A Taste for Travel
Your April Food Issue is now my bible and guidebook. In one all-encompassing magazine, you covered many of the places my wife and I are visiting this year: London, Marseilles, Singapore, Spain, Istanbul. It’s as though you published it just for us. —Peter Volny, Fountain Hills, Ariz.
As an aspiring chef, I deeply connected with “The Cookbook Collectors” [April], about Matt Lee and Ted Lee’s fondness for diving into a cookbook. I remember reaching to the top of my mom’s bookshelf and reading every one I could access, from Wolfgang Puck’s Live, Love, Eat! to Julia Child’s Mastering the Art of French Cooking. With the aid of a cookbook, I too was able to travel the world in my own kitchen.
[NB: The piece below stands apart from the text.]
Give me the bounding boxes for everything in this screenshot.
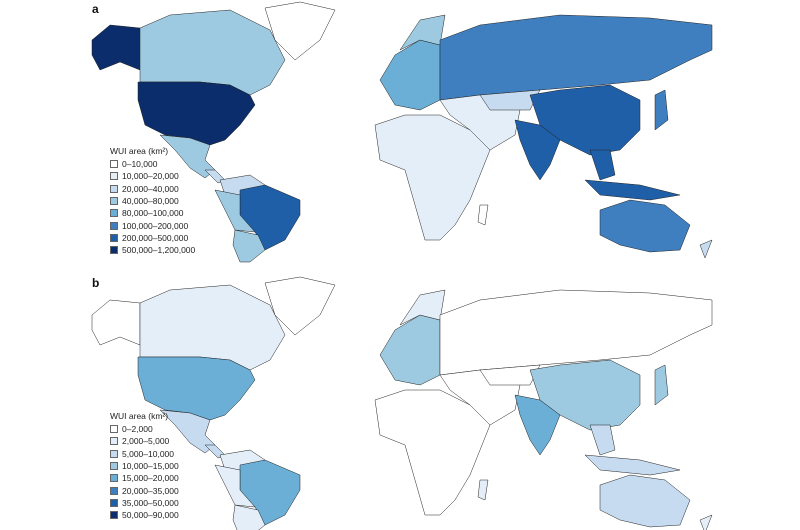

This article reminded me of that. —Patrick Glenn, North Caldwell, N.J.
Aleksandra Crapanzano’s “Summer Is Served” [April] stirred up so many wonderful memories of food and place: soft breezes with burgers on the grill at our summer cottage, and stark winter nights with plates of osso buco distributed slopeside at my favorite mountain resort. Thank you for transporting me. —Peter Uhl, via e-mail
Big in Japan
I read “Bone Soup: A Love Story” [April] with gusto but was puzzled by the writer’s claim that “Japan doesn’t have a culture of street food.” This is simply untrue. Among the delights of more than a dozen years of living in and traveling throughout Japan, I found the street food—especially ramen and oden handcarts—to be as satisfying as any sushi bar or formal washoku restaurant. The author should revisit Japan during the annual Bon festival in August and focus on local matsuri (festivals), where street food takes on a very different significance for the Japanese. —Joe Hlebica, Red Bluff, Calif.
My wife and I often seek out movie locations while we travel, so when I read about the French village of St.-Jeannet in “Return to Provence” [April], I recalled the property in town used as John Robie’s house in Alfred Hitchcock’s To Catch a Thief. It can be seen from the Frogs’ House, the base for our explorations. The owners give tours to nearby wineries—be sure to taste the local Bellet. It’s not made anywhere else. —Richard Oldham, Orlando, Fla.
Readers sound off about “100 Places to Eat Like a Local” [April].
What’s the best gelateria in Rome? Why no mention of sushi in Taipei? You had plenty to say about where to eat now: Windy City residents were especially vocal. “How does Chicago goose-egg the entire article when there’s so much great food?” questioned one reader. “The Chicago Dog is the best representation of the All-American hot dog.” From another local: “O’Connell’s Pub, in St. Louis, is laughable compared to our burger joints.” T+L’s breakfast picks, however, garnered praise. Others agreed that New Orleans, Nashville, and Austin, Texas, deserved the accolades, though one felt that fried chicken is better had in Memphis. Food for thought? Another reader tweeted it best: “About to head out. Maybe an impromptu food tour?”